A mediados del siglo XX se destaparon las organizaciones mafiosas dedicadas al lucrativo negocio del narcotráfico, que bajo la denominación de carteles operaban en varias regiones del país. Los capos decidieron ingresar a la política financiando campañas de funcionarios de elección popular, quienes, a su turno, incluyeron en las nóminas oficiales fichas de los padrinos, permeando el gobierno en todas las instancias, desde las bases hasta la cúpula. Al fenómeno no fue extraña la empresa privada; algunas se asociaron en forma discreta con inversionistas cuyos recursos financieros provenían de actividades delictivas.
Ahí comenzó el deterioro de los valores sociales, porque el lujo, la ostentación y el esnobismo reemplazaron a la modestia, el decoro y el trabajo honesto, relegados a la condición de ingenuidad; falta de ambición o pendejada. Sobra citar ejemplos, porque son ostensibles y suficientemente publicitados. Lo destacable es que, cuando a los poderosos carteles de los años 60 y posteriores se les derrumbaron las estructuras, notables capos terminaron muertos, encarcelados o extraditados, para que el negocio mutara hacia el microtráfico.
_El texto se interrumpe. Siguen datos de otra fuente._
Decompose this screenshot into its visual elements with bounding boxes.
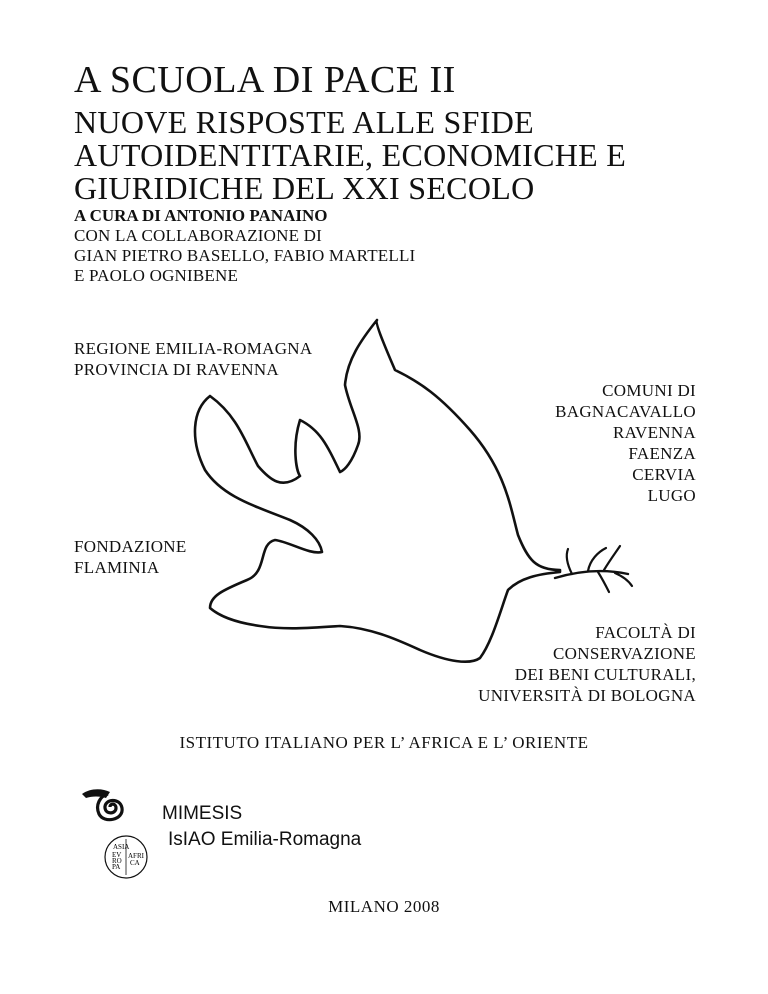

Ingresó al baile de la lucrativa actividad comercial la subversión, cuyos objetivos políticos se esfumaron, para convertirse los grupos guerrilleros en poderosos empresarios multinacionales del tráfico de drogas ilícitas, actividad más productiva, con socios en países ricos, que posan de “distinguidos financistas” y mueven los hilos de capitales “golondrina”, que con ropajes de legalidad campean por el sistema económico universal.
Lo triste y socialmente demoledor de todo ese entramado es que los platos rotos los ha pagado la juventud, que se dejó seducir con cantos de sirena, para que la riqueza rápida, la superficialidad y el lujo en la vestimenta, los carros de alta gama, las parejas sexis y el derroche, condujeran a millones de muchachos a la muerte o a las cárceles de muchos países, mientras los dueños del negocio se daban la gran vida, paseando por los mares del mundo en lujosos yates, alojados en exóticos hoteles o tomando exquisitos tragos en refinados clubes sociales, en compañía de las élites del poder de diferentes naciones, incluidos mandatarios corruptos.
Esa “cultura” mafiosa, que tanto daño ha hecho a Colombia, puede superarse con el ejemplo y la orientación de artistas, intelectuales y deportistas destacados, que comparten su éxito a través de entidades creados por ellos, para darles a niños y jóvenes una orientación sana, fructífera y ejemplar, que trascienda a sus familias y al entorno social.
Para destacar, la fundación Pies Descalzos de Shakira; la escuela deportiva de Yerri Mina en el pueblito caucano de donde proviene; la orientación a los menores de Santa Marta que hace el “Pibe” Valderrama; la escuela de música de Juanes, en Medellín; la formación de beisbolistas en Barranquilla, orientada y financiada por Cabrera; el semillero futbolístico de Iván Ramiro Córdoba en Cali; el apoyo de “Lucho” Díaz al deporte, en La Guajira; el estímulo de Nairo Quintana a sus paisanos boyacenses; y otros semejantes en varias regiones del país.